Raisa Zaikova, executive director of the Kamenskaya Paper Mill, says: “This was a very big project for us, but it was one of the biggest of its kind for Andritz as well. In terms of the timeline, we are completely delighted. We were told by a Finnish consultant that this project would take a minimum of three years. Together with Andritz, we completed it in 23 months. We are delighted with the quality, and so are our customers. We are not yet up to the design speed 1,050 m/min, but we know that Andritz will help us achieve that in the near future.”
“Andritz Automation’s control systems have contributed to our quality improvement,” says Steinberg. “We can control the quality more easily. This is not only noticeable to our customers, but to our competitors as well. We are seeing signs that they want to follow us down this route, and already they are offering special deals. This project shows that the SFT Group is having a major influence on the market.”

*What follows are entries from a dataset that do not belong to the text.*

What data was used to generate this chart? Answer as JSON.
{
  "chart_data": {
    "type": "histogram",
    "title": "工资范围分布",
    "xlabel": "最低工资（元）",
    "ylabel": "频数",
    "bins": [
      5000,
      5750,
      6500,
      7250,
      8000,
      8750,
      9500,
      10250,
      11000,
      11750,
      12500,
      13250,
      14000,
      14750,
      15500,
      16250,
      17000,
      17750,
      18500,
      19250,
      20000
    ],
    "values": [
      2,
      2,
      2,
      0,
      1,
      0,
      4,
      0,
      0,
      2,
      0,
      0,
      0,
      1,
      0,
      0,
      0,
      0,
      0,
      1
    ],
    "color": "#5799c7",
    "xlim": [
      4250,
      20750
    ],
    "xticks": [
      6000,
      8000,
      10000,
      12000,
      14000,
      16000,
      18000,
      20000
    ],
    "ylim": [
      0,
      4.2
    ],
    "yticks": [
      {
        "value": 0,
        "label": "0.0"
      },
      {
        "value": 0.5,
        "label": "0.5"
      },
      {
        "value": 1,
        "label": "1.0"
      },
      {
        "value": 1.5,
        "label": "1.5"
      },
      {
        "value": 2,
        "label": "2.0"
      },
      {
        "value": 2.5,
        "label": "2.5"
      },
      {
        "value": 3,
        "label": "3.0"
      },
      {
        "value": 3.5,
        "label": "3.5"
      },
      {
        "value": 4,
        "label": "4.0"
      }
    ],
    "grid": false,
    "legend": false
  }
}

Working Together – We Create the Future
Before this project, the Kamenskaya mill was rarely visited by others from around the world, and English was mostly unrecognized. Steinberg explains, “With Andritz involved, the many meetings about the project were a new arrangement for us. Andritz was patient with us, sharing their knowledge. We reached a common understanding. I can’t say that the team speaks English now, but they can communicate well with the assistance of Google Translator!”
“This was not just an equipment supply deal,” Unger remarks. “A true spirit of partnership was a common goal. Yes, it was full of challenges but both teams were committed and both shared a common vision.”
It seems the project can be summed up with the SFT Group’s own mission statement: “Working together – we create the future.”